In charts, moving averages help traders smooth out the price data by continuously updating the average price over a specified period. It filters our sudden price jumps to picture a more unobstructed view of the price movements. Unlike the traditional resistance and support lines, the moving average line is continuously changing based on the instrument’s recent price actions.
The critical applications of moving averages are:
- to filter out random price movements (false breaks)
- to identify trends and trend reversals
- to identify areas of support and resistance
- to spot profitable buy and sell timings
Avoiding False Breaks
Price charts do not follow a single straight line. Prices can go up or down in short and long periods. In volatile markets, prices can dramatically rise or fall in an instant and can give false signals to traders, resulting in losses. Moving averages help traders avoid such mistakes by letting them focus on the average price instead.
The moving average price of an instrument is usually calculated based on its closing prices for a specified period. Some traders also use open prices, high prices, or low prices. For example, in a 50-day moving average, the closing prices of an instrument for the last 50 days are added, and the sum of which is divided by the period (in this case, 50 days).
For short-term traders, the most popular moving average time frames are 10–20 days. Take note that these are very sensitive to price changes. Mid-term term traders prefer a 50-day moving average, and long-term traders favor a 200-day moving average. There is no single correct time frame to use for your moving averages. It is best to learn and try out which one works best for your trading strategies.
Spotting Market Trends and Trend Reversals
Moving averages can easily show the trend direction of instruments. When the price continues to move above the moving average line, the tool is on an uptrend. On the other hand, when the price is crawling below the moving average line, the instrument is on a downtrend. You can also see when a trend is moving forward or reversing. When the price breaks through the moving average line, it usually implies a trend reversal.
The moving average is a lagging indicator because it is dependent on past prices. Lag is the time it takes for the moving average to signal a possible reversal. So, the longer the period used, the higher the delay. This means that a 20-day moving average is exceptionally fast-moving and gives more reversal signals than a 200-moving average.
Finding Support and Resistance Levels
Traders use moving averages to identify areas of support and resistance and base their trades on these factors. They watch if the price is heading toward or away from the moving average line or whether the price will bounce or break the line.
In an uptrend, the moving average line usually acts as the support level. Whereas in a downtrend, the moving average line often serves as the resistance level.
Buy and Sell Timings
Keep in mind that the moving average line is a lagging indicator based on past prices. Therefore, it will only confirm when a trend change occurs, but will not tell you in advance.
So, when do you know if it is the right time to buy? The basic practice is that when the price crosses above the moving average line, it is a signal to buy. Whereas, when the price falls below the moving average line, it is a signal to sell.
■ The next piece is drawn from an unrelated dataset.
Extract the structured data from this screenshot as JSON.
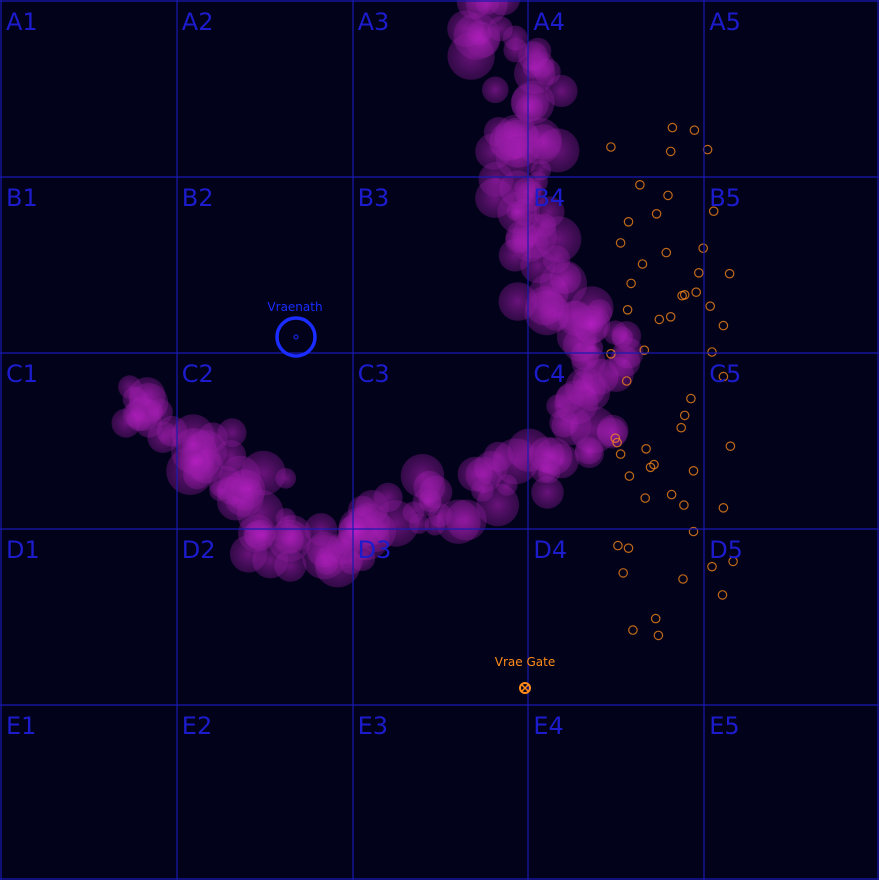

This is because when the price breaks the trendline, it can foreshadow a new trend direction.
How to Use the Moving Average Tool
SimpleFX employs all necessary tools to help traders get the most of every trade. To access the moving average tool, follow these simple steps.
Log in to your SimpleFX account. Then, choose the symbol. You can choose from the symbols panel on the left or search the symbol from the search box at the upper left part of the screen.
Let’s hide first the side panels to focus our attention on the chart. Just hover over the panel dividers and click on the toggle arrow to hide these panels.
Now, let’s check the chart for spot mini gold in the US dollar. Here is a daily chart of XAUUSD. To use the moving average line on this chart, click on the f icon on the charting tools. Then, choose the “moving average.”
Click on the moving average line to change the time frame and other properties. Let’s set a 50-day moving average for this XAUUSD daily chart.
In the “Inputs” tab, you can change the length, source, and offset value of the moving average line. In this case, we used a 50-day moving average based on the closing prices of XAUUSD in the last 50 days. The offset is set to 0 by default.
Click on the “Style” tab to change the color, line style, and scale, and to enable the price line.
You can access the moving average toolbar on the upper left part of the screen, just below the symbol data. The time frame of the moving average and the prices it is based on are visible. Click on the “eye” icon to show or hide the moving average line on the chart. Click on the “setting” icon to display the line properties. If you want to delete the moving average line, click on the “x” icon.
You have now successfully used the moving average line on your chart.
Use it to analyze the market and make more profitable trades. Good luck trading!